そして、人の胸を借りて泣いている青年を、改めてじっとながめた。
ミッシェルのマントにしがみついて顔を伏せ、肩を震わせている。しばらくその様子を見ていて、ふと、気付く。
もしかしたら、泣き叫ぶまいとしているのではないか? こらえきれない嗚咽が漏れてはいるが・・・。
ミッシェルはアヴィンの肩に両手を置いて静かな声で言った。
「泣いてしまいなさい、アヴィンさん。」
アヴィンの震えていた肩が止まった。押し殺した息づかいが、まだ、ためらっている事をうかがわせた。
『世話の焼ける人ですね・・・』
ミッシェルはアヴィンの頭をそっと抱き寄せてやった。ついでにもう一言、耳元で付け加える。
「こらえる必要はないんですよ、アヴィン。」
まるで母親が子供を抱いているみたいだとミッシェルは思った。アヴィンが、ぎゅっとマントを握り締めた。
「うっ、ううっ。」
腕の中で、アヴィンが声をあげて泣き出した。身体が崩れ落ちそうになるのを、慌てて支える。
「父さん・・・母さん・・・アイメル・・・」
『そうか。妹さんだけでなく…』
ミッシェルはやっと合点がいった。
このあたりがアヴィンの生まれ故郷なのだ。そして、多分彼にとって最も悲しい場所なのだ。

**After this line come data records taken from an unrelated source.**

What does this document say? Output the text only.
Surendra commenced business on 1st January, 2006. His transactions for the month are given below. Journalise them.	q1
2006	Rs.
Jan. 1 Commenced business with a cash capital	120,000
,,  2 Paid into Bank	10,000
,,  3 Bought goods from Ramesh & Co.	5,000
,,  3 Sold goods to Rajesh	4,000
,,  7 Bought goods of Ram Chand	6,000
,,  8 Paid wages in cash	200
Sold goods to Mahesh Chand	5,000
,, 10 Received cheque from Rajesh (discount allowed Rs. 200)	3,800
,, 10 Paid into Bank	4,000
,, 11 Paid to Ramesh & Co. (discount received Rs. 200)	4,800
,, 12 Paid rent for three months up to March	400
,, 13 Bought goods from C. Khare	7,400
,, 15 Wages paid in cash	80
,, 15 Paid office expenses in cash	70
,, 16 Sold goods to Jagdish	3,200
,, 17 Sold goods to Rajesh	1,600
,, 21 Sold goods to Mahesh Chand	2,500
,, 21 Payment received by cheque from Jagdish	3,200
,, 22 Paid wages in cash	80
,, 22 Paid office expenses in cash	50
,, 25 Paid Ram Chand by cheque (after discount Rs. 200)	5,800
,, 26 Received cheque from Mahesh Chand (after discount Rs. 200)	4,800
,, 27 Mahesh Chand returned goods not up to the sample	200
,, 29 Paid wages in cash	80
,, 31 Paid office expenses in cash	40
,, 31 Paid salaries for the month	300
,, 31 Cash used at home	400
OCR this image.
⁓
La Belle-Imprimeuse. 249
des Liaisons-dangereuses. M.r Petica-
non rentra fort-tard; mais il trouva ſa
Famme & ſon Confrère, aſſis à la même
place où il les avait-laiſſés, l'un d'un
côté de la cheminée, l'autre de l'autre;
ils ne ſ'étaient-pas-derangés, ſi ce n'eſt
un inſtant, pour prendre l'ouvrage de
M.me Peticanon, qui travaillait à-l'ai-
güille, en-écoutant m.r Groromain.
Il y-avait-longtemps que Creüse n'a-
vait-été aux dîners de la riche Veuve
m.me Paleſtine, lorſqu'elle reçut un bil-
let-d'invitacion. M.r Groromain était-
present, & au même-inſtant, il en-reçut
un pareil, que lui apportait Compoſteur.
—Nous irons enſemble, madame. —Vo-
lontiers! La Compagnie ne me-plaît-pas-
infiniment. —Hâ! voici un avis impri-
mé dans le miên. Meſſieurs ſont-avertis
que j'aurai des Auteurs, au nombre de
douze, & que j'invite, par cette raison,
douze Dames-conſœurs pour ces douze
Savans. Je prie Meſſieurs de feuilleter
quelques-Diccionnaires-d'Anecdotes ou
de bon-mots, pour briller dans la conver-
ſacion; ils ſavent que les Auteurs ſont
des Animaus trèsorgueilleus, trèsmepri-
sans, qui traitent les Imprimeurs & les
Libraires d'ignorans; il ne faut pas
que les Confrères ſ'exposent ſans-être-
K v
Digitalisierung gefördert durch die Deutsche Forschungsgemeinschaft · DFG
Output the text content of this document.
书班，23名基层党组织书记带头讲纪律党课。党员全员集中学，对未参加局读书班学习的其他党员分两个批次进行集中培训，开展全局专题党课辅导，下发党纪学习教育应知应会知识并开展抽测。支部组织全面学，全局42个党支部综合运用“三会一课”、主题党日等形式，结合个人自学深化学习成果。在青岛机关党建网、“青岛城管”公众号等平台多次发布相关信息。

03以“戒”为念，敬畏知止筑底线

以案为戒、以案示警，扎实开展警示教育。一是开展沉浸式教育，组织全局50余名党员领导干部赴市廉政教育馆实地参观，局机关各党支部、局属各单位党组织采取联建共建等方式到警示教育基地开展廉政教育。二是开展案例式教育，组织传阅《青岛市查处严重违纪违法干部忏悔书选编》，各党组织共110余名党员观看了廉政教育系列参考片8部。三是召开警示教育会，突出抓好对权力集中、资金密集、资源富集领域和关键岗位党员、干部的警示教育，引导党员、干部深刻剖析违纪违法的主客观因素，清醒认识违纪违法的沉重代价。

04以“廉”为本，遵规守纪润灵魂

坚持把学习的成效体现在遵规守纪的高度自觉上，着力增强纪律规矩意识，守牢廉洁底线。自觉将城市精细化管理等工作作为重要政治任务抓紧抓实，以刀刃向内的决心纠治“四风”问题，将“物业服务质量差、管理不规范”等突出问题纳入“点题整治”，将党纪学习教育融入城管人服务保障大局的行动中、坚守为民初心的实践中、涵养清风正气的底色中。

知らずとはいえ、そんな場所を歩かせてしまったのは、無神経だった。せめて、この涙が枯れるまで泣かせてやろう。だが…。
『日が落ちてしまうな。』
ミッシェルは紅から紺へと変わっていく空をにらんだ。周りの森は闇に没し、二人の周囲も暗闇に包まれていく。
その中で、ミッシェルはアヴィンを抱えたまま立ち尽くしていた。
ああ、ここが書きたかったのに(笑)。
なんともまあ、自己満足っぽいですが、アヴィンがミッシェルさんの腕の中で泣くところが書きたかったんです。
カットもあったのに、書き直した方では、腕の中で泣いてくれませんでした。(マイルではやっぱり弱かった。)
設定のチェックせずに書いた自分が悪いのです。ぐしぐし。
カテドラールって、ヴァルクド-ブリザック間にあるんですね。
真実の島へ行く道中とは、全く関係ない所で、地図でそれを確認した時は、泣きたくなりました。
本当に、このシーンから膨らみ始めた話だったので、ショックが大きかったです。